Liz Truss says she wants 'fully comprehensive trade deal' reflecting the fact that Britons and Australians want to live and work in each others' countries

Andrew Woodcock
Political Editor
Wednesday 18 September 2019 12:17
International trade secretary Liz Truss says Australian citizens could get freedom of movement rights

Australian citizens could get freedom of movement rights denied to EU nationals after Brexit, international trade secretary Liz Truss has suggested.

Speaking during a visit to Canberra, Ms Truss said that the relaxation of visa requirements for Australian nationals wanting to live and work in the UK would “certainly” be looked at as part of negotiations on a new trade deal.

Home secretary Priti Patel was forced to back away from plans to end EU citizens’ rights to settle and work in the UK immediately if a no-deal Brexit goes ahead on 31 October.

But EU nationals resident in the UK are being told to apply for settled status by the end of 2020 in order to be able to remain without a visa.

At a press conference with Australian trade minister Simon Birmingham, Ms Truss was asked by reporters about a possible freedom of movement proposal which would relax current requirements for Australian nationals.

She replied: "We've been clear on the fact we want to adopt the Australian-based points system in terms of our new immigration system as we leave the European Union. We've recently made an announcement that we’re extending the work period after foreign students come to the UK for two years.

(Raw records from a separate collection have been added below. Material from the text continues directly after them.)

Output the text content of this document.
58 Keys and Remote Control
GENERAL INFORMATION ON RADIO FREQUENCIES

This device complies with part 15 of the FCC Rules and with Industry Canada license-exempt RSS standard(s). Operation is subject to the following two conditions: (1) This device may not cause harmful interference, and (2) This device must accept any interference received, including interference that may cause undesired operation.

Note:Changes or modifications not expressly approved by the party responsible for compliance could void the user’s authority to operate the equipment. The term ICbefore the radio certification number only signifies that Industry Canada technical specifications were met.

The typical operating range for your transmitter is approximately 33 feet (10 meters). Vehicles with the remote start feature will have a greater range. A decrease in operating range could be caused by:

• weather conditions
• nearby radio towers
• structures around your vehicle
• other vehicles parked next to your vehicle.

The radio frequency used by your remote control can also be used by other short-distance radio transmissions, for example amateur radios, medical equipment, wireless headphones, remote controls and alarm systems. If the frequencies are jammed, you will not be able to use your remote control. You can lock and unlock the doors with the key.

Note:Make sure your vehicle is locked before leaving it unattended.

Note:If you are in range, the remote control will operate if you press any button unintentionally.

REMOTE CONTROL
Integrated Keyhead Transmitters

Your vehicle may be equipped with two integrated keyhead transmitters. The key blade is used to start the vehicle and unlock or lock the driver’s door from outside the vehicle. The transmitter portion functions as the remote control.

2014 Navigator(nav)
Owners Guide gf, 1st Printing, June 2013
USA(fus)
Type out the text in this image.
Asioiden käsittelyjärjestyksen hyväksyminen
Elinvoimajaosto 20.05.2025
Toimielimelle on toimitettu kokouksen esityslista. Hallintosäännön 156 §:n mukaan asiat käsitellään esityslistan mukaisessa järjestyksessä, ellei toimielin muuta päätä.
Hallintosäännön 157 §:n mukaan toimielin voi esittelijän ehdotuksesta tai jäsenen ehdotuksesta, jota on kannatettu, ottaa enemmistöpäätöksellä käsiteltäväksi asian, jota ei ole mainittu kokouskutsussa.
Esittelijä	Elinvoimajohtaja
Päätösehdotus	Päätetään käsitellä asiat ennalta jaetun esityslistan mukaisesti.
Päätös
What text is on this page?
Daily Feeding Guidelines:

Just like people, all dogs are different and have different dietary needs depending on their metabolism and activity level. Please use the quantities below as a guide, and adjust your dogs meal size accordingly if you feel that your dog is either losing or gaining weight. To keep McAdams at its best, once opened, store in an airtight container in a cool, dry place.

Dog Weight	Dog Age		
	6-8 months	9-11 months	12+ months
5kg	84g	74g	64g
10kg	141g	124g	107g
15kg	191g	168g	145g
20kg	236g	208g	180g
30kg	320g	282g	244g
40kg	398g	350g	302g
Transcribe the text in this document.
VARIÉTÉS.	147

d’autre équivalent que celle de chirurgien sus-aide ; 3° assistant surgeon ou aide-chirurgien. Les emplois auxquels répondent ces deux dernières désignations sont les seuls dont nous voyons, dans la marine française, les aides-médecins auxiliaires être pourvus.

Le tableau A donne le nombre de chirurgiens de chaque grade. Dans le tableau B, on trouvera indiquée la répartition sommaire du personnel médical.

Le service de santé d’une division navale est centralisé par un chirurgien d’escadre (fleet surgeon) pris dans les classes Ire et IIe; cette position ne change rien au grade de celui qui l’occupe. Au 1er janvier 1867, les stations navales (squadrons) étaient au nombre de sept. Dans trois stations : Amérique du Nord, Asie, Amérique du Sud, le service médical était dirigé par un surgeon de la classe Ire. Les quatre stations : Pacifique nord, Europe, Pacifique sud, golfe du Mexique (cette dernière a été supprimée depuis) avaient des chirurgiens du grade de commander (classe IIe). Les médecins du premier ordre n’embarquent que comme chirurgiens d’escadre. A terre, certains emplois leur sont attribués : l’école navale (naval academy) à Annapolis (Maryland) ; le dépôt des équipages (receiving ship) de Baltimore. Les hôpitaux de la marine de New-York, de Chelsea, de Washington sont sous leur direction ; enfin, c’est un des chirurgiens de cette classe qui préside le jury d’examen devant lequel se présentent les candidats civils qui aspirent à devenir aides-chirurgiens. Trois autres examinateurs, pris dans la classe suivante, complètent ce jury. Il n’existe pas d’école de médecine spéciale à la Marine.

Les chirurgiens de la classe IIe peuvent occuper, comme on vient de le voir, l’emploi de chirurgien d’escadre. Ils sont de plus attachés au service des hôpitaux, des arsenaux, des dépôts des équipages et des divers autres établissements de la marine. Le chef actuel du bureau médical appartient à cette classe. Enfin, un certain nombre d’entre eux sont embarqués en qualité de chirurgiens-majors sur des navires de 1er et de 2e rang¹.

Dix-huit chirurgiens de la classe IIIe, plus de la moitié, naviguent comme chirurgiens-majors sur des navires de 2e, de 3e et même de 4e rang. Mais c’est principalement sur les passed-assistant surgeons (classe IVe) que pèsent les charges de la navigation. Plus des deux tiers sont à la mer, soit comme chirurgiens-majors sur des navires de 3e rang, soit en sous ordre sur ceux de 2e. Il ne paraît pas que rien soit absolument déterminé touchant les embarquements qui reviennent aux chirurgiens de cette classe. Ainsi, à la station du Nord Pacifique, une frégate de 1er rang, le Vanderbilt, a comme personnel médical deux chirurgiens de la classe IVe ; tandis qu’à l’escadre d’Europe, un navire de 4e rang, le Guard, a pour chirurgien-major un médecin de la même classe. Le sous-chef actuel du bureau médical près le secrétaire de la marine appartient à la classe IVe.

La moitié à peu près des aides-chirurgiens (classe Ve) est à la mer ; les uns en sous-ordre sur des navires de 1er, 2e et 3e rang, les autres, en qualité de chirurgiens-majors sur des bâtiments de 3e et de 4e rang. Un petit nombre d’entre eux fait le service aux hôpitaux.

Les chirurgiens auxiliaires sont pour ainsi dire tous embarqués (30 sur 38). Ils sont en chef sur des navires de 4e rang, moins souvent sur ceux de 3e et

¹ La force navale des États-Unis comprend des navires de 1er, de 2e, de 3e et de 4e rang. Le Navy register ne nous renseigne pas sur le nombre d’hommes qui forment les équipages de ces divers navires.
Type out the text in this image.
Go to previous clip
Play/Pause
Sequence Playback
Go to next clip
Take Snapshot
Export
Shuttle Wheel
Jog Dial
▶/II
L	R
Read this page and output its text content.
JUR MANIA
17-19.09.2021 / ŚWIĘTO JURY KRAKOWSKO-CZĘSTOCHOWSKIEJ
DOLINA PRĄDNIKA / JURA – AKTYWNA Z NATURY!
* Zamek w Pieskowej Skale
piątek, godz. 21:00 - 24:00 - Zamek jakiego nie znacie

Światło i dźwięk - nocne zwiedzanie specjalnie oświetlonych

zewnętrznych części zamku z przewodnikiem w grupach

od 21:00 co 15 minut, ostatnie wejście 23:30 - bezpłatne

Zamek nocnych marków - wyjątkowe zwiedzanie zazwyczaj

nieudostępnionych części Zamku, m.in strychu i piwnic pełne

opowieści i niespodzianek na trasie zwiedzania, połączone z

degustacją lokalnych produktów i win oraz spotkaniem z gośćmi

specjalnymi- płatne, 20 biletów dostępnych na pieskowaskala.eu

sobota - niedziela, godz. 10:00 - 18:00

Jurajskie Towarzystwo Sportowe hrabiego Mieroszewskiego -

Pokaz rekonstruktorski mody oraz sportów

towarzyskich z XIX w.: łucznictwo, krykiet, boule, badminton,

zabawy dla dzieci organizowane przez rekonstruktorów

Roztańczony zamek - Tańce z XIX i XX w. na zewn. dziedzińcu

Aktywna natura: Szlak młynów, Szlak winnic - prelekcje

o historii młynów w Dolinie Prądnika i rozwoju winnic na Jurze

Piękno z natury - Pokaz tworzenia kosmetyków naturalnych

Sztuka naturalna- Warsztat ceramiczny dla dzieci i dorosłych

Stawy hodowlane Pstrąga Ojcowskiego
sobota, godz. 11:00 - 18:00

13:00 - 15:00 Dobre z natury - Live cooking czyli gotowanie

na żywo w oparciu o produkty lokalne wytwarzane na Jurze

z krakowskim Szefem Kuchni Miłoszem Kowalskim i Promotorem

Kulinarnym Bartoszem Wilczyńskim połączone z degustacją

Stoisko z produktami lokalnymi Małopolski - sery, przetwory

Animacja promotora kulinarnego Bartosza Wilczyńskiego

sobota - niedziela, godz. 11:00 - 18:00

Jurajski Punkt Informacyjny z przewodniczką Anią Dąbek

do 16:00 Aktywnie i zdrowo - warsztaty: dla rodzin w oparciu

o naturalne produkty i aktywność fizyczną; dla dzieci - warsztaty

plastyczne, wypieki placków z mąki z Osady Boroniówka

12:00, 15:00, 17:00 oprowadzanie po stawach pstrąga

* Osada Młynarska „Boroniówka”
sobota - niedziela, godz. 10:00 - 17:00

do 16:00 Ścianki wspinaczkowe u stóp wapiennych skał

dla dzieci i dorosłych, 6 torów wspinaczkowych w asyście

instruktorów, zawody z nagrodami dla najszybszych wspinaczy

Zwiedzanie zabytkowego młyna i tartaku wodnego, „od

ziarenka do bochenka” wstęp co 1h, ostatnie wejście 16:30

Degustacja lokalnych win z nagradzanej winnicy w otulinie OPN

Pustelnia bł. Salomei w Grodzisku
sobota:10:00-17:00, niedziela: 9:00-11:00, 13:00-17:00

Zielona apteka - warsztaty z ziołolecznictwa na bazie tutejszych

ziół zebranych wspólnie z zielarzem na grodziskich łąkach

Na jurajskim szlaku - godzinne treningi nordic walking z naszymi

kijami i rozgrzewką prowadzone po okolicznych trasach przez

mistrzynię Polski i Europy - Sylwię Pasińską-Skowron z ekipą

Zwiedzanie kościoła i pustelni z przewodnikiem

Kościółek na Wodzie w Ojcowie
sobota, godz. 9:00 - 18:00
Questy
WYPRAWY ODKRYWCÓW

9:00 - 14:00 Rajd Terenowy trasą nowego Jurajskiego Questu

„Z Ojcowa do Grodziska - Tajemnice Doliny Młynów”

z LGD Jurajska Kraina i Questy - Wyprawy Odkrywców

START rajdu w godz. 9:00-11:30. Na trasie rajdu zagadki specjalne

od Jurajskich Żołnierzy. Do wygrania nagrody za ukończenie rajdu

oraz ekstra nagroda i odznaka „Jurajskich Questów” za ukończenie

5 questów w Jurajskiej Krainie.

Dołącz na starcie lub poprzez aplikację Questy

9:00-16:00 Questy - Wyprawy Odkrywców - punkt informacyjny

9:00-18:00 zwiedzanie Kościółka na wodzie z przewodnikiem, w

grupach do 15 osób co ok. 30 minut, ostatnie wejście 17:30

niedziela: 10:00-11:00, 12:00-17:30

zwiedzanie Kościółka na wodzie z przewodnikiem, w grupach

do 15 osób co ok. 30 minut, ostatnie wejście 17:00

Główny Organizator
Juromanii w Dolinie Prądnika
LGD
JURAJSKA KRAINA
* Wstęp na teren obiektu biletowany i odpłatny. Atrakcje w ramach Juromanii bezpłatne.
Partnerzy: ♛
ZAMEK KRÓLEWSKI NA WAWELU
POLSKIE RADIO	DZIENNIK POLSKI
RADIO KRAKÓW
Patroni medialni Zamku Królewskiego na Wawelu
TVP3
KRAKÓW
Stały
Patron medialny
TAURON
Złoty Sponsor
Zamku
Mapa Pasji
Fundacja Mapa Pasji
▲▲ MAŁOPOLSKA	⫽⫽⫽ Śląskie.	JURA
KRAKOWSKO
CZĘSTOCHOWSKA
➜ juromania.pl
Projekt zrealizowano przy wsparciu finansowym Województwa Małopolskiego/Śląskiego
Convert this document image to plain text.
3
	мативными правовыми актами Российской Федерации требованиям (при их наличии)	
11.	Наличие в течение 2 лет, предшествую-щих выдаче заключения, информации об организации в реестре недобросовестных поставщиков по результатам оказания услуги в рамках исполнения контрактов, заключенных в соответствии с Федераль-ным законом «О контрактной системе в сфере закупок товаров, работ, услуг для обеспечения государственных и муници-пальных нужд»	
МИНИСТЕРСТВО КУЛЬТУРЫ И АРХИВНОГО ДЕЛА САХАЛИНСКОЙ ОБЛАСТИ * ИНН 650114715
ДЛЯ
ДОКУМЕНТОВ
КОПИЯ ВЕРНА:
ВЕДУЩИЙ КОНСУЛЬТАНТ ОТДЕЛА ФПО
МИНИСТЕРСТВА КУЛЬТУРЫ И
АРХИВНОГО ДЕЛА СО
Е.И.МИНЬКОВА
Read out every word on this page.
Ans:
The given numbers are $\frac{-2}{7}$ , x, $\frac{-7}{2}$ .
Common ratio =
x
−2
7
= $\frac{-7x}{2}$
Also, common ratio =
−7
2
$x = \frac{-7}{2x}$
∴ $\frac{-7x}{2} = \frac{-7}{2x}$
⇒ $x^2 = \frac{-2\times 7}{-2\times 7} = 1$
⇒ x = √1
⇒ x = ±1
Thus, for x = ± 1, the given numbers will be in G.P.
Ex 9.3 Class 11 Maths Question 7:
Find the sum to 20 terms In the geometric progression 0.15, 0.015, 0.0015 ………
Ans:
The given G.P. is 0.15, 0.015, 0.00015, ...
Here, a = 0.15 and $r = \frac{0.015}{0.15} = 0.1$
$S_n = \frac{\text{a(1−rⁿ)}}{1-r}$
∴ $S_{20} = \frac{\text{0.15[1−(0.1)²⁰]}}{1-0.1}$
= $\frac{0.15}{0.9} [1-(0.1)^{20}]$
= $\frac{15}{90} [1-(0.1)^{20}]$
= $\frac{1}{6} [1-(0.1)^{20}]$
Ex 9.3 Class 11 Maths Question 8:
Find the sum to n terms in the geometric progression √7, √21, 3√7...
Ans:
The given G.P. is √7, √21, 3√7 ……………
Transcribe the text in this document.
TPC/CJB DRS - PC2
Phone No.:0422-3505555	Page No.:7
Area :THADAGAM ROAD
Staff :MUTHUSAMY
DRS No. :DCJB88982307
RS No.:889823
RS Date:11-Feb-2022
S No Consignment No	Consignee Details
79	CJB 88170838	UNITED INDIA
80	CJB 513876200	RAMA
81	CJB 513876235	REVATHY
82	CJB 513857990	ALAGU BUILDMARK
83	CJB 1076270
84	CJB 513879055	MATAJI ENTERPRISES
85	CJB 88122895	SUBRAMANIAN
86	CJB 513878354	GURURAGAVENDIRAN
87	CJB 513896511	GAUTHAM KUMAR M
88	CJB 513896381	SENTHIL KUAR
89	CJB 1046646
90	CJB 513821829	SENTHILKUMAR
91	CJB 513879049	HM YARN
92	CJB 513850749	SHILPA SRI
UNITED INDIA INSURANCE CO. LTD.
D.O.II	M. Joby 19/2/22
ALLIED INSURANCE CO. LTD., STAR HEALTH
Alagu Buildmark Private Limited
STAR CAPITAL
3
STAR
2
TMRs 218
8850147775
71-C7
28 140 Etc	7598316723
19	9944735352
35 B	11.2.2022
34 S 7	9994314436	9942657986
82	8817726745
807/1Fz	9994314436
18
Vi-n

"But of course, our two countries have a special link and a historic relationship, and it's certainly something that we will be looking at as part of our free trade negotiations."

Ms Truss said: “We want a fully comprehensive trade deal that reflects our deep, ongoing relationship, the friendship between our two countries, the fact that Australians want to come and live and work in Britain, and Brits want to come and live and work in Australia.

“Leaving the European Union really does give us a chance as a country to become more outward-looking, to become more competitive, and to deepen our links with our partners right across the world.

“The reason that I’ve chosen to make Australia one of the first countries I’ve visited as trade secretary is this is an absolute priority for me to get on with this trade deal.”

The Department for International Trade said that migration arrangements routinely form part of negotiations on free trade deals, but that no proposals have yet been formally put forward for the future UK-Australia relationship.

A working group established by the UK and Australian governments has held four meetings to pave the way for formal trade negotiations, which cannot begin until Britain has left the EU.